The detailed reports for these five projects were currently being prepared he said and added the NMDA would soon have a full-scale school safety project for the country.
Mainstreaming of disaster management in development was essential to minimise the risks, Gen Vij said adding any development project, costing over Rs 10 crore, should have an in-built disaster management audit.
He called upon the state governments to pay more attention to it as NMDA was doing its job in a perfect manner to bring about a culture of preparedness in the country.

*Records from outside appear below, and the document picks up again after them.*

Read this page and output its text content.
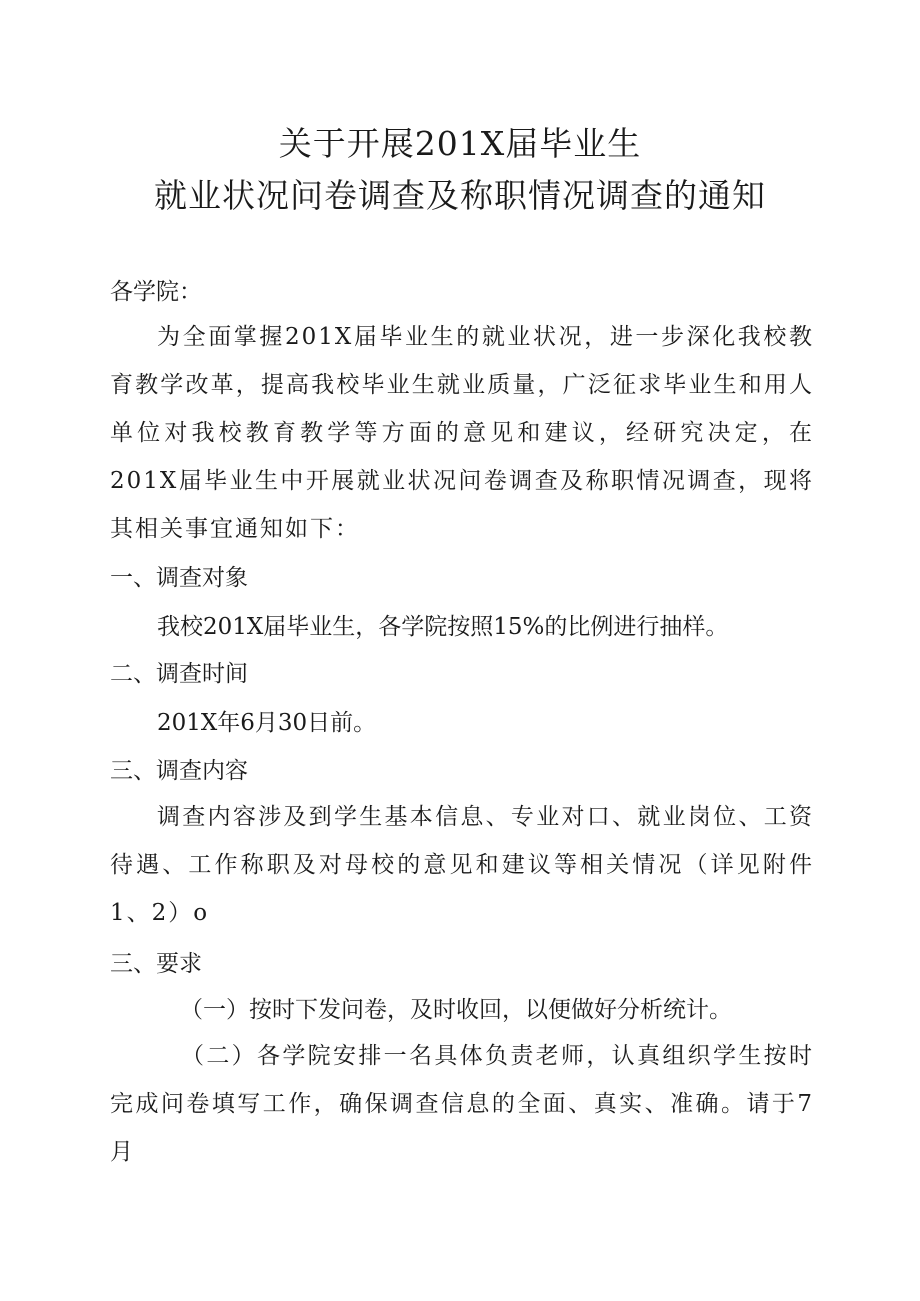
关于开展201X届毕业生
就业状况问卷调查及称职情况调查的通知
各学院：
为全面掌握201X届毕业生的就业状况，进一步深化我校教育教学改革，提高我校毕业生就业质量，广泛征求毕业生和用人单位对我校教育教学等方面的意见和建议，经研究决定，在201X届毕业生中开展就业状况问卷调查及称职情况调查，现将其相关事宜通知如下：
一、调查对象
我校201X届毕业生，各学院按照15%的比例进行抽样。
二、调查时间
201X年6月30日前。
三、调查内容
调查内容涉及到学生基本信息、专业对口、就业岗位、工资待遇、工作称职及对母校的意见和建议等相关情况（详见附件1、2）o
三、要求
（一）按时下发问卷，及时收回，以便做好分析统计。
（二）各学院安排一名具体负责老师，认真组织学生按时完成问卷填写工作，确保调查信息的全面、真实、准确。请于7月
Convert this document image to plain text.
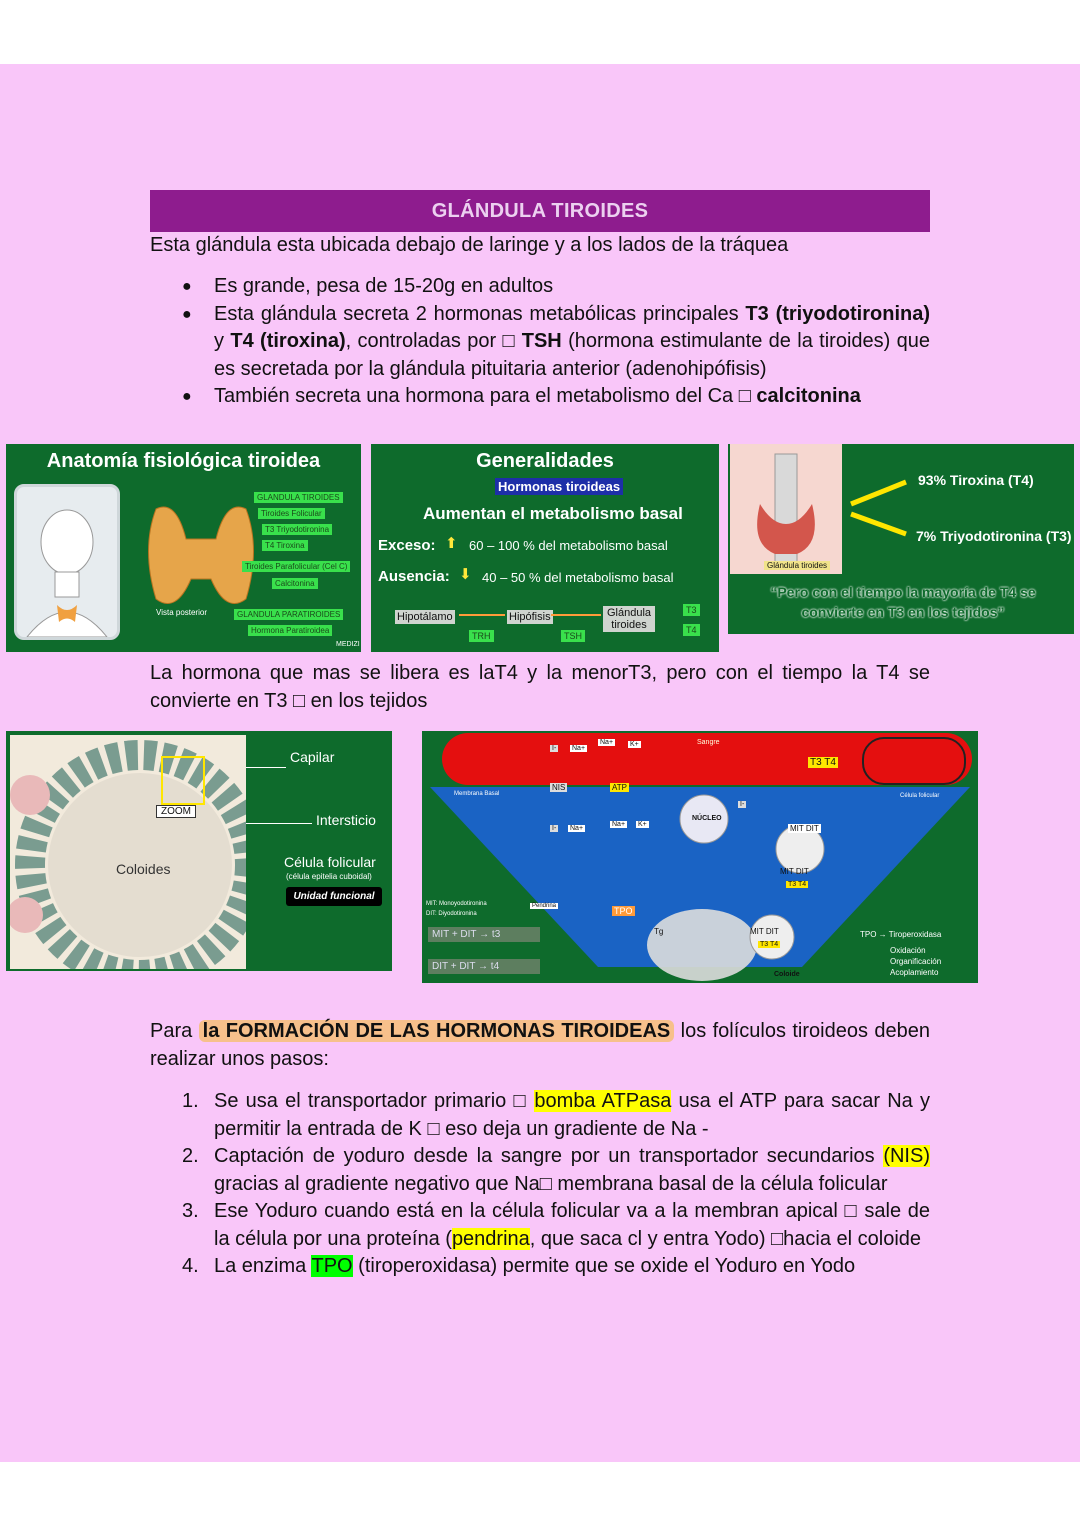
GLÁNDULA TIROIDES
Esta glándula esta ubicada debajo de laringe y a los lados de la tráquea
● Es grande, pesa de 15-20g en adultos
● Esta glándula secreta 2 hormonas metabólicas principales T3 (triyodotironina) y T4 (tiroxina), controladas por □ TSH (hormona estimulante de la tiroides) que es secretada por la glándula pituitaria anterior (adenohipófisis)
● También secreta una hormona para el metabolismo del Ca □ calcitonina
Anatomía fisiológica tiroidea
GLANDULA TIROIDES
Tiroides Folicular
T3 Triyodotironina
T4 Tiroxina
Tiroides Parafolicular (Cel C)
Calcitonina
GLANDULA PARATIROIDES
Hormona Paratiroidea
Vista posterior
MEDIZI
Generalidades
Hormonas tiroideas
Aumentan el metabolismo basal
Exceso: ⬆ 60 – 100 % del metabolismo basal
Ausencia: ⬇ 40 – 50 % del metabolismo basal
Hipotálamo	Hipófisis	Glándula tiroides
TRH	TSH
T3
T4
Glándula tiroides
93% Tiroxina (T4)
7% Triyodotironina (T3)
“Pero con el tiempo la mayoría de T4 se convierte en T3 en los tejidos”
La hormona que mas se libera es laT4 y la menorT3, pero con el tiempo la T4 se convierte en T3 □ en los tejidos
ZOOM
Coloides
Capilar
Intersticio
Célula folicular
(célula epitelia cuboidal)
Unidad funcional
Sangre
Membrana Basal	Célula folicular
NÚCLEO
NIS	ATP
Na+
Na+ K+
Na+
Na+ K+
I-
I-
I-
T3 T4
MIT DIT
MIT DIT
T3 T4
MIT DIT
T3 T4
Coloide
Tg
Pendrina	TPO
MIT: Monoyodotironina
DIT: Diyodotironina
MIT + DIT → t3
DIT + DIT → t4
TPO → Tiroperoxidasa
Oxidación
Organificación
Acoplamiento
Para la FORMACIÓN DE LAS HORMONAS TIROIDEAS los folículos tiroideos deben realizar unos pasos:
1. Se usa el transportador primario □ bomba ATPasa usa el ATP para sacar Na y permitir la entrada de K □ eso deja un gradiente de Na -
2. Captación de yoduro desde la sangre por un transportador secundarios (NIS) gracias al gradiente negativo que Na□ membrana basal de la célula folicular
3. Ese Yoduro cuando está en la célula folicular va a la membran apical □ sale de la célula por una proteína (pendrina, que saca cl y entra Yodo) □hacia el coloide
4. La enzima TPO (tiroperoxidasa) permite que se oxide el Yoduro en Yodo
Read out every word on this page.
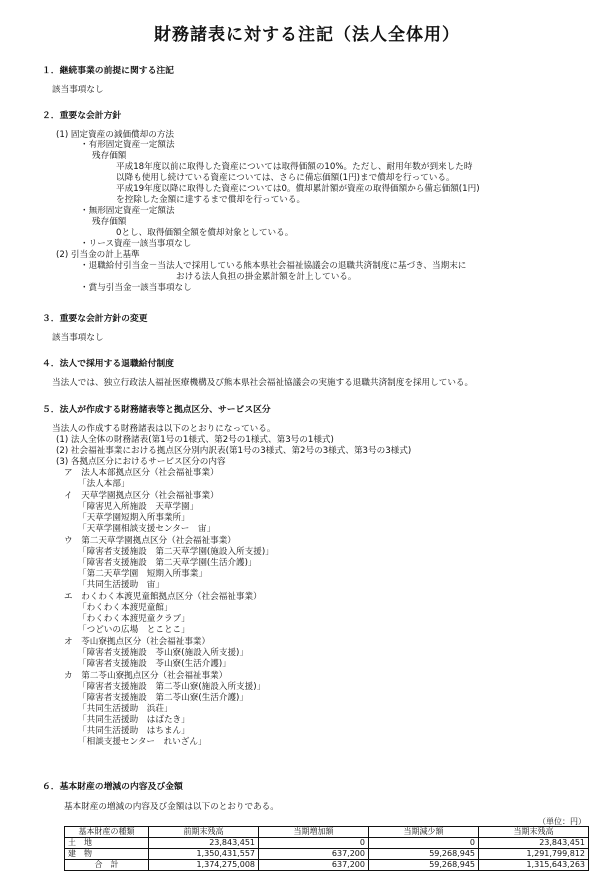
財務諸表に対する注記（法人全体用）
１．継続事業の前提に関する注記
該当事項なし
２．重要な会計方針
(1) 固定資産の減価償却の方法
・有形固定資産一定額法
残存価額
平成18年度以前に取得した資産については取得価額の10%。ただし、耐用年数が到来した時
以降も使用し続けている資産については、さらに備忘価額(1円)まで償却を行っている。
平成19年度以降に取得した資産については0。償却累計額が資産の取得価額から備忘価額(1円)
を控除した金額に達するまで償却を行っている。
・無形固定資産一定額法
残存価額
0とし、取得価額全額を償却対象としている。
・リース資産一該当事項なし
(2) 引当金の計上基準
・退職給付引当金－当法人で採用している熊本県社会福祉協議会の退職共済制度に基づき、当期末に
おける法人負担の掛金累計額を計上している。
・賞与引当金一該当事項なし
３．重要な会計方針の変更
該当事項なし
４．法人で採用する退職給付制度
当法人では、独立行政法人福祉医療機構及び熊本県社会福祉協議会の実施する退職共済制度を採用している。
５．法人が作成する財務諸表等と拠点区分、サービス区分
当法人の作成する財務諸表は以下のとおりになっている。
(1) 法人全体の財務諸表(第1号の1様式、第2号の1様式、第3号の1様式)
(2) 社会福祉事業における拠点区分別内訳表(第1号の3様式、第2号の3様式、第3号の3様式)
(3) 各拠点区分におけるサービス区分の内容
ア　法人本部拠点区分（社会福祉事業）
「法人本部」
イ　天草学園拠点区分（社会福祉事業）
「障害児入所施設　天草学園」
「天草学園短期入所事業所」
「天草学園相談支援センター　宙」
ウ　第二天草学園拠点区分（社会福祉事業）
「障害者支援施設　第二天草学園(施設入所支援)」
「障害者支援施設　第二天草学園(生活介護)」
「第二天草学園　短期入所事業」
「共同生活援助　宙」
エ　わくわく本渡児童館拠点区分（社会福祉事業）
「わくわく本渡児童館」
「わくわく本渡児童クラブ」
「つどいの広場　とことこ」
オ　苓山寮拠点区分（社会福祉事業）
「障害者支援施設　苓山寮(施設入所支援)」
「障害者支援施設　苓山寮(生活介護)」
カ　第二苓山寮拠点区分（社会福祉事業）
「障害者支援施設　第二苓山寮(施設入所支援)」
「障害者支援施設　第二苓山寮(生活介護)」
「共同生活援助　浜荘」
「共同生活援助　はばたき」
「共同生活援助　はちまん」
「相談支援センター　れいざん」
６．基本財産の増減の内容及び金額
基本財産の増減の内容及び金額は以下のとおりである。
（単位：円）
基本財産の種類	前期末残高	当期増加額	当期減少額	当期末残高
土　地	23,843,451	0	0	23,843,451
建　物	1,350,431,557	637,200	59,268,945	1,291,799,812
合　計	1,374,275,008	637,200	59,268,945	1,315,643,263
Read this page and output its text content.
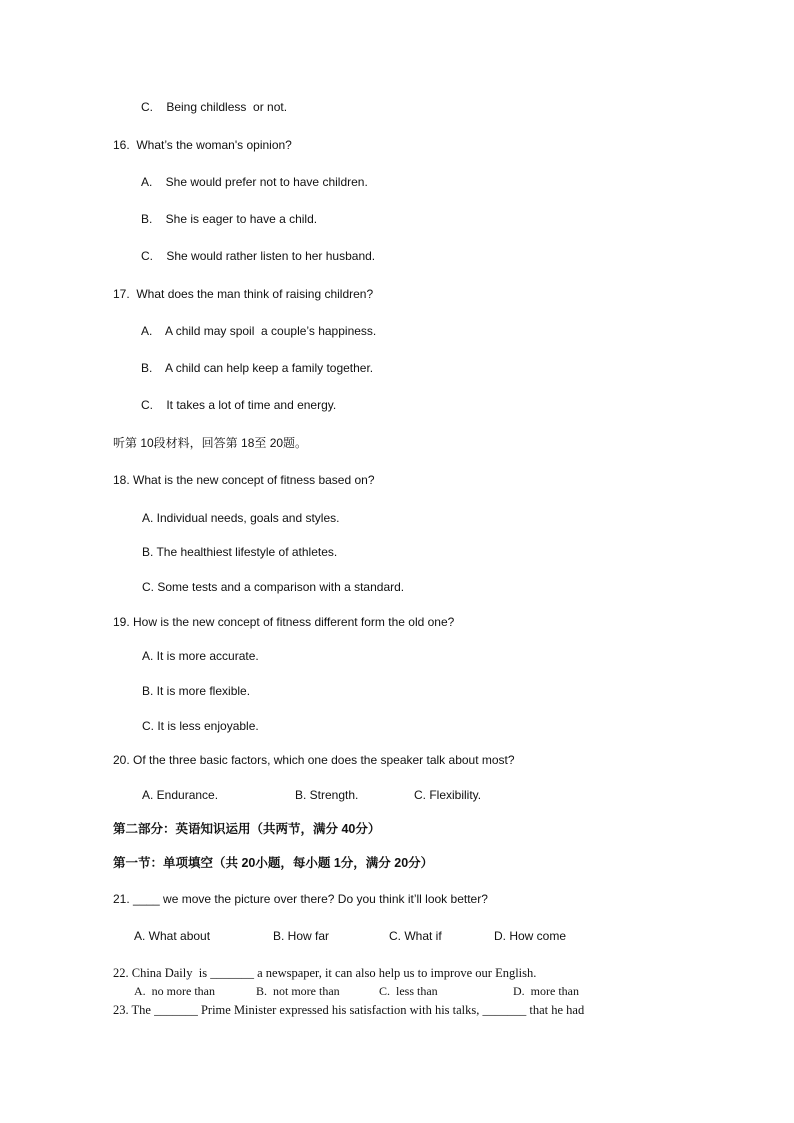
C.    Being childless  or not.
16.  What’s the woman's opinion?
A.    She would prefer not to have children.
B.    She is eager to have a child.
C.    She would rather listen to her husband.
17.  What does the man think of raising children?
A.    A child may spoil  a couple’s happiness.
B.    A child can help keep a family together.
C.    It takes a lot of time and energy.
听第 10段材料，回答第 18至 20题。
18. What is the new concept of fitness based on?
A. Individual needs, goals and styles.
B. The healthiest lifestyle of athletes.
C. Some tests and a comparison with a standard.
19. How is the new concept of fitness different form the old one?
A. It is more accurate.
B. It is more flexible.
C. It is less enjoyable.
20. Of the three basic factors, which one does the speaker talk about most?
A. Endurance.	B. Strength.	C. Flexibility.
第二部分：英语知识运用（共两节，满分 40分）
第一节：单项填空（共 20小题，每小题 1分，满分 20分）
21. ____ we move the picture over there? Do you think it’ll look better?
A. What about	B. How far	C. What if	D. How come
22. China Daily  is _______ a newspaper, it can also help us to improve our English.
A.  no more than	B.  not more than	C.  less than	D.  more than
23. The _______ Prime Minister expressed his satisfaction with his talks, _______ that he had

He said 4,000 lives were lost in India every year in disasters, excluding the lives lost during major disasters. Between 1994 and 1998, about 120 million people were affected by the natural disasters in the country, while the economic losses accounted for Rs 2,86,780 million. Between 1998 and 2003, the number of affected trebled to 560 million, while the economic losses doubled to touch Rs 4,74,640 million, he added.
India was highly vulnerable to natural and man-made disasters, as 58.6 per cent of the landmass was prone to earthquakes, 5700-km of coastline prone to cyclones and tsunamis, he said.